De mon côté, je fermais les yeux, pour tenter de sombrer dans un semi-coma, histoire de tuer le temps. Au hasard, je pensais au devoir de maths qui m'attendait le lendemain et que je n'avais pas encore révisé, à Cécile Gache ou, si les piles n'étaient pas à plat, j'écoutais mon Walkman.

Soudain, je sentis une accélération. Je crus être un instant collé dans le baquet de la navette spatiale à Cap Canaveral. J'émergeais tandis que mon papa avait mis le son de la radio à fond, pensant pouvoir mieux entendre la voix entre les grésillements des grandes ondes. C'était l'heure où étaient annoncés les programmes télé de la soirée.

Il était question de la seconde partie des programmes. J'entendis vaguement les mots « Scandale, Brando, beurre et tango ».

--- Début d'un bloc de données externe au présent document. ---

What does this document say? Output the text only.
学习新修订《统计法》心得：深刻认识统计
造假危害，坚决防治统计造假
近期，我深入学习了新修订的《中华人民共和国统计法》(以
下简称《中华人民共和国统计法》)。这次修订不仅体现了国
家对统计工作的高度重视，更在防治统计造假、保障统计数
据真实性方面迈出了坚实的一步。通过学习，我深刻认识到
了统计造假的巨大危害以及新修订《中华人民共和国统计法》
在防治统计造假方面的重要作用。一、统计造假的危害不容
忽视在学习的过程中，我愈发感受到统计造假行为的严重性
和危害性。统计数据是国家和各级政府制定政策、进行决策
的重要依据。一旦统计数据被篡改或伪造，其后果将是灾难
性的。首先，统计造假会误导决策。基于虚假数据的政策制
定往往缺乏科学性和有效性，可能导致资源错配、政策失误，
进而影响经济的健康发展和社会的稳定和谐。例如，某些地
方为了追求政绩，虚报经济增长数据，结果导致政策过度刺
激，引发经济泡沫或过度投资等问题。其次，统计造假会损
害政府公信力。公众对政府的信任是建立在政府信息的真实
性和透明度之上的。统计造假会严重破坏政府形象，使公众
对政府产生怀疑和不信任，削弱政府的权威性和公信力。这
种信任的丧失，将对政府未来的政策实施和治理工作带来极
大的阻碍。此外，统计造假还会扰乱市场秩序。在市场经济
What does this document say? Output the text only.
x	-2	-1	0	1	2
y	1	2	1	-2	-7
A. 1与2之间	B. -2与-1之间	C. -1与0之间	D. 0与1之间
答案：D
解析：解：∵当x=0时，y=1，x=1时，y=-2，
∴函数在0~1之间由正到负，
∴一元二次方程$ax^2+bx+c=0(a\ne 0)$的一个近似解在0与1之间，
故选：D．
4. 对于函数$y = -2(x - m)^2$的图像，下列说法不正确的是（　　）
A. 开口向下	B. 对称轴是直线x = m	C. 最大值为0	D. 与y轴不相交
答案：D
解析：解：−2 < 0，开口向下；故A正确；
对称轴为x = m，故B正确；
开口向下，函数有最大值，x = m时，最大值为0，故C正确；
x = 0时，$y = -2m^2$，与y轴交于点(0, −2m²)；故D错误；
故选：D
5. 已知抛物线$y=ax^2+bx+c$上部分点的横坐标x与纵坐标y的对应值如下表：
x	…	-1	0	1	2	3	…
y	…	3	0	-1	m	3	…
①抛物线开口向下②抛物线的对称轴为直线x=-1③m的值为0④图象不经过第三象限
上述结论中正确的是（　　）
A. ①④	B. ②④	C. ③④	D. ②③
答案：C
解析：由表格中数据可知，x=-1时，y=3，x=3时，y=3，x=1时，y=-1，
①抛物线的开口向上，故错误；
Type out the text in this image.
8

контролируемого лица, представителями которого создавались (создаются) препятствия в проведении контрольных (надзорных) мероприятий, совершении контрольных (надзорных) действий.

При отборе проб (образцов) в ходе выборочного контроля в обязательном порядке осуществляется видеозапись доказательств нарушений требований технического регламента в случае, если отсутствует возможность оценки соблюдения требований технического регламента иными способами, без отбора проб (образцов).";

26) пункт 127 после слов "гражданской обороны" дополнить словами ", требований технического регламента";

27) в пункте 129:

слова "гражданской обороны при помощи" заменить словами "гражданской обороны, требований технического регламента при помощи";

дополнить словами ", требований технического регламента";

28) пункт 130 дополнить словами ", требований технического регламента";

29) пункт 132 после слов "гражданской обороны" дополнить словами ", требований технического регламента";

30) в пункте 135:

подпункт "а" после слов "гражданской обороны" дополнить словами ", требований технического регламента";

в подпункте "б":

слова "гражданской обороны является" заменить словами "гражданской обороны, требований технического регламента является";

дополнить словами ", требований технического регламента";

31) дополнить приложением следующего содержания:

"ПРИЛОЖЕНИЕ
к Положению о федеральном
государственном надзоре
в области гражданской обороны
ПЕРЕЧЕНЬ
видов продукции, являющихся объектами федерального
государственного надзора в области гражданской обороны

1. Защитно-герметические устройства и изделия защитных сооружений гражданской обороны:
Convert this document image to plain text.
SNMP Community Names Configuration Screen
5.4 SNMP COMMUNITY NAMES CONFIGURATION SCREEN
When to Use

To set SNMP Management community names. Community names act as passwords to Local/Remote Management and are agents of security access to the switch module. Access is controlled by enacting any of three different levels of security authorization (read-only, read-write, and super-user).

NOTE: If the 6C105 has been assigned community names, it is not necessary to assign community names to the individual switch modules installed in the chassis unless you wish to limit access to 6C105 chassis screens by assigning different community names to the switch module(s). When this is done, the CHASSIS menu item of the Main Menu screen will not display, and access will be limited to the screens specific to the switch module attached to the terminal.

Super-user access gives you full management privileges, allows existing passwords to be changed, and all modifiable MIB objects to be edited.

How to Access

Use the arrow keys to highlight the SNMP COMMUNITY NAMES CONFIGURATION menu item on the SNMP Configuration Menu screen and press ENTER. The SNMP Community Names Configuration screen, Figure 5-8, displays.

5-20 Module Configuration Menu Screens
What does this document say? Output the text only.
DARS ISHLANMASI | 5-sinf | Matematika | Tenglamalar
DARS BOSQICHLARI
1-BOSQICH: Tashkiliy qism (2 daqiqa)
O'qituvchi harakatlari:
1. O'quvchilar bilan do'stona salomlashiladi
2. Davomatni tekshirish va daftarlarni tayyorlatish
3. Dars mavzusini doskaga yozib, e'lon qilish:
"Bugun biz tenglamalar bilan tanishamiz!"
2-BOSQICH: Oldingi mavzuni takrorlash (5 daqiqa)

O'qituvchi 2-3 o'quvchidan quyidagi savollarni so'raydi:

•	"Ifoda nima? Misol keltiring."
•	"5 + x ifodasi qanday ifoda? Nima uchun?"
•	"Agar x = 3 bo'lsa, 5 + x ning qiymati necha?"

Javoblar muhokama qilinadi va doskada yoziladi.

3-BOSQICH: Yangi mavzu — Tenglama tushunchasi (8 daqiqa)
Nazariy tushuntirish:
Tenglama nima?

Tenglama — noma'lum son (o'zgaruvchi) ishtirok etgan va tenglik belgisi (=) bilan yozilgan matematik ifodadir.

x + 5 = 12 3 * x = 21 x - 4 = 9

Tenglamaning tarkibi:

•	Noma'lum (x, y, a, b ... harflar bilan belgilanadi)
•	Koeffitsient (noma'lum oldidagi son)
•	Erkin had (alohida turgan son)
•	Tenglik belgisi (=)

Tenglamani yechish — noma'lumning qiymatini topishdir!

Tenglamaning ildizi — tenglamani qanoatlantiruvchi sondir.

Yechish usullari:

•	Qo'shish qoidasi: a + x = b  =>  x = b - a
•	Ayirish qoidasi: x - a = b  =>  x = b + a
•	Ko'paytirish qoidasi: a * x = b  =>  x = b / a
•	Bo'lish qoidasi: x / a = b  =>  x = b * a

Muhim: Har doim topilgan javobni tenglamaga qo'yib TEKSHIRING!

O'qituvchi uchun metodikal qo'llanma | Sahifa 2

Quand nous arrivâmes à la maison, le couvre-feu fut décrété. A 20h30, j'étais consigné dans ma chambre. Heureusement, Quid avait réponse à tout. Je découvris alors que Marlon avait poussé sa filmographie dans les derniers retranchements lors d'une scène d'anthologie dans une cuisine, bien loin des Révoltés du Bounty.